Numerose quindi le piattaforme disponibili sul mercato che garantiscono la riservatezza dell’identità del segnalante, del segnalato, del contenuto della segnalazione e della relativa documentazione mediante l’utilizzo di protocolli sicuri e strumenti di crittografia. Molte piattaforme, inoltre, consentono di inviare anche segnalazioni in forma orale, tramite la registrazione di un messaggio vocale, ed alcune anche di gestire le eventuali richieste di incontro diretto con il soggetto deputato alla gestione delle segnalazioni. In questo modo, viene garantita la facoltà del segnalante, normativamente prevista, di scegliere tra più modalità di inoltro della segnalazione.

Per quanto concerne la scelta del soggetto incaricato della gestione delle segnalazioni, potrà optarsi per un soggetto/ufficio interno all’ente con personale dedicato, anche se non in via esclusiva, oppure avvalersi di un soggetto esterno. La decisione è rimessa all’autonomia organizzativa di ciascun ente. Al riguardo ANAC precisa che deve trattarsi di un soggetto che possieda requisiti di autonomia, imparzialità ed indipendenza e formato sulla disciplina del whistleblowing (cita, dunque, a titolo di esempio gli organi di internal audit, l’Organismo di Vigilanza ex D. Lgs. 231/2001, i comitati etici).  È evidente, dunque, come per gli enti di piccole o medie dimensioni la scelta comporti valutazioni approfondite, potendo risultare non agevole.

Posto poi che è previsto l’obbligo di “mettere a disposizione” informazioni chiare sul canale di segnalazione interno (ma anche su quello c.d. esterno attivato da ANAC) e sulle modalità e presupposti per effettuare le segnalazioni, occorrerà redigere una procedura specifica che dovrà essere resa disponibile ai potenziali segnalanti, anche mediante pubblicazione sul sito internet aziendale.

Dovranno inoltre effettuarsi tutti gli adempimenti in materia di protezione dei dati personali tra cui la predisposizione delle informative sul trattamento dei dati per il segnalante e per le persone coinvolte nella segnalazione, la definizione dei ruoli e dei rapporti con il soggetto deputato alla gestione delle segnalazioni (autorizzato o responsabile ex art. 28 del Regolamento UE 2016/679), l’aggiornamento del registro dei trattamenti.

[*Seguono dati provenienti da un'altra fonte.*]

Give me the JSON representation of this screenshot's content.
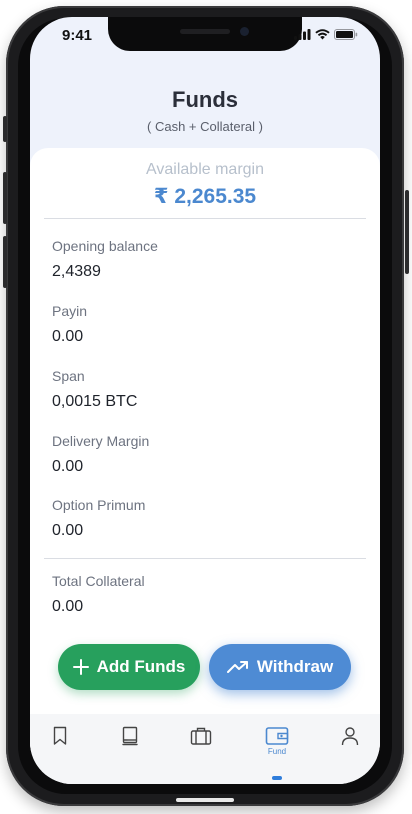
{
  "status_bar": {
    "time": "9:41"
  },
  "header": {
    "title": "Funds",
    "subtitle": "( Cash + Collateral )"
  },
  "available_margin": {
    "label": "Available margin",
    "value": "₹ 2,265.35"
  },
  "fields": [
    {
      "label": "Opening balance",
      "value": "2,4389"
    },
    {
      "label": "Payin",
      "value": "0.00"
    },
    {
      "label": "Span",
      "value": "0,0015 BTC"
    },
    {
      "label": "Delivery Margin",
      "value": "0.00"
    },
    {
      "label": "Option Primum",
      "value": "0.00"
    },
    {
      "label": "Total Collateral",
      "value": "0.00"
    }
  ],
  "actions": {
    "add_funds": "Add Funds",
    "withdraw": "Withdraw"
  },
  "tabbar": {
    "items": [
      {
        "icon": "bookmark-icon"
      },
      {
        "icon": "book-icon"
      },
      {
        "icon": "briefcase-icon"
      },
      {
        "icon": "wallet-icon",
        "label": "Fund",
        "active": true
      },
      {
        "icon": "profile-icon"
      }
    ]
  },
  "colors": {
    "accent": "#4b88cf",
    "add_funds": "#27a05d",
    "withdraw": "#4e8bd4"
  }
}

Imprescindibile inoltre, proprio perché espressamente previsto dal D. Lgs. 24/2023, la valutazione di impatto volta a stabilire se le misure tecniche e organizzative adottate siano inidonee a garantire un livello di sicurezza adeguato agli specifici rischi che derivano dai trattamenti effettuati.

Non si trascuri, inoltre, il necessario “passaggio” con le rappresentanze sindacali o le organizzazioni sindacali di cui all’art. 51 del D. Lgs. 81/2005, che devono essere informate prima dell’adozione dell’intero sistema. Il D. Lgs. 24/2023 prevede, infatti, che debbano essere sentite. 

Da ultimo, a conferma del sempre maggiore interesse per la materia, si segnala che ANAC ha pubblicato il nominativo degli enti del “Terzo Settore” con cui è stata stipulata una convenzione per garantire misure di sostegno ai segnalanti (vale a dire informazioni, assistenza e consulenze a titolo gratuito sulle modalità di segnalazione e sulla protezione dalle ritorsioni, sui diritti della persona coinvolta e sull’accesso al patrocinio a spese dello Stato). Attualmente sono 6 gli enti iscritti nell’elenco istituito da ANAC.

Ovviamente quanto esposto non ha pretesa di completezza, ma rappresenta solo una sintesi delle valutazioni da effettuare e degli adempimenti da attuare. Si comprende, dunque, come sia necessario attivarsi fattivamente, in vista del termine del 17 dicembre.